Purpose: Promotional nurturing helps you close a sale when you are in the purchase stage of the cycle.
Strategy: If you’re working with a big account that could significantly impact your business, offer special pricing or access to upgraded features based on what you know their needs are. For smaller accounts, adding a discount to your email nurture toward the end of the trial stage can inspire users to upgrade.
Success metric: For account-based selling, assess how many times you are able to close the sale. For product qualified leads, review how often your discount code has been used.
Your goal should be to help your customer get the value they are seeking faster by sending the right message at the right time.

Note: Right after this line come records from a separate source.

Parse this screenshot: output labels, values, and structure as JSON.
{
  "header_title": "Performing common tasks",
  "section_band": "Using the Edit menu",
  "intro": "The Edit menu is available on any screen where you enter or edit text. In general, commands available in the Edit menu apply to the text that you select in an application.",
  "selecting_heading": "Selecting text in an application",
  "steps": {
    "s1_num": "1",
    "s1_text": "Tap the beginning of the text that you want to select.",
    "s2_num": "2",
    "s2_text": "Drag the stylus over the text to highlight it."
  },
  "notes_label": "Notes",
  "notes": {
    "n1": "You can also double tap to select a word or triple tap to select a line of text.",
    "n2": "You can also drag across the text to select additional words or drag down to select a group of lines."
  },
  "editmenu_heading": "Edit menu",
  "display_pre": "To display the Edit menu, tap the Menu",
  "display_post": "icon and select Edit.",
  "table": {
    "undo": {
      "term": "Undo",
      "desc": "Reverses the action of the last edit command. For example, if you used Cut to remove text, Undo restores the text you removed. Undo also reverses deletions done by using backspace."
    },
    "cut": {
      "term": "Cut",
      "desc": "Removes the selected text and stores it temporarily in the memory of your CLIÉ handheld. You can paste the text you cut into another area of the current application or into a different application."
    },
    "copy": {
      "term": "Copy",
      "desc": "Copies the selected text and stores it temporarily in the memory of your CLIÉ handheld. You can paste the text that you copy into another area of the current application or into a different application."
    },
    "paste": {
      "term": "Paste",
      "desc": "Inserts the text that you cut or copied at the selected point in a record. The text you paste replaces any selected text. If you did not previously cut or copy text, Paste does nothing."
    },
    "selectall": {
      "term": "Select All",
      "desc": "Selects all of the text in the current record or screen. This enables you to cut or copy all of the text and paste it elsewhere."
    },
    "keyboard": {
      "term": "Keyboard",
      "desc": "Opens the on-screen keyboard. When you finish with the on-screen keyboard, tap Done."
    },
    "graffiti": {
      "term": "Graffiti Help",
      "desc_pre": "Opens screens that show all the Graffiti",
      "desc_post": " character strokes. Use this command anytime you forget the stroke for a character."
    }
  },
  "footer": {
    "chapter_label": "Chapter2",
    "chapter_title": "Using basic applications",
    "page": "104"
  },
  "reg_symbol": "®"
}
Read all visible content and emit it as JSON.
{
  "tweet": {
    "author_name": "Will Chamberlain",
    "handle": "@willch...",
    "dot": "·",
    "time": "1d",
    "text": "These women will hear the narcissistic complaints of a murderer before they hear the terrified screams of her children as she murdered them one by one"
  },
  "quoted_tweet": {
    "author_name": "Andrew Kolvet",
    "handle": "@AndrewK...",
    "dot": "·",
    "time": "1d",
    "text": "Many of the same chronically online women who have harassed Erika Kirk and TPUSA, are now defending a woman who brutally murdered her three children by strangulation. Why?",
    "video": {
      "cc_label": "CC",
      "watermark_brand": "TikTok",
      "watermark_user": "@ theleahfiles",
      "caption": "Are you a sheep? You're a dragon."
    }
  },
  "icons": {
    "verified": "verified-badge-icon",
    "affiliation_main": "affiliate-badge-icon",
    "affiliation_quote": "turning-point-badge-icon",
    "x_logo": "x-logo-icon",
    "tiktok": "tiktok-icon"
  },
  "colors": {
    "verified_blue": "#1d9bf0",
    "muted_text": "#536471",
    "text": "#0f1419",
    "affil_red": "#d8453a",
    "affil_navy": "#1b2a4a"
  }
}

How to Assess & Redesign Your Nurture Strategy
Improving your nurture strategy starts with assessing user behavior to identify where you can aid with value realization. This might include collating more data on your users so you can do a better job segmenting your nurtures. It could also include competitive research that helps you identify other journeys your users might be experiencing as they compare your service.
Use this research to map your entire customer conversion experience to identify opportunities to increase customer engagement. Then, identify gaps in content and specific trigger points that could reduce the time to value. If you find quick wins, implement these immediately while preparing your campaign overhaul.
The Bottom Line
There are so many ways you can nurture your relationship with your customers to increase engagement, prove your value and turn trial users into paying clients. The key to it all is constantly iterating by using data to understand what your customers are experiencing at each step in the journey. Customizing your messaging to respond to their actions and experiences will help you personalize each nurture touch point, increase customer engagement and prove the value of your product or service.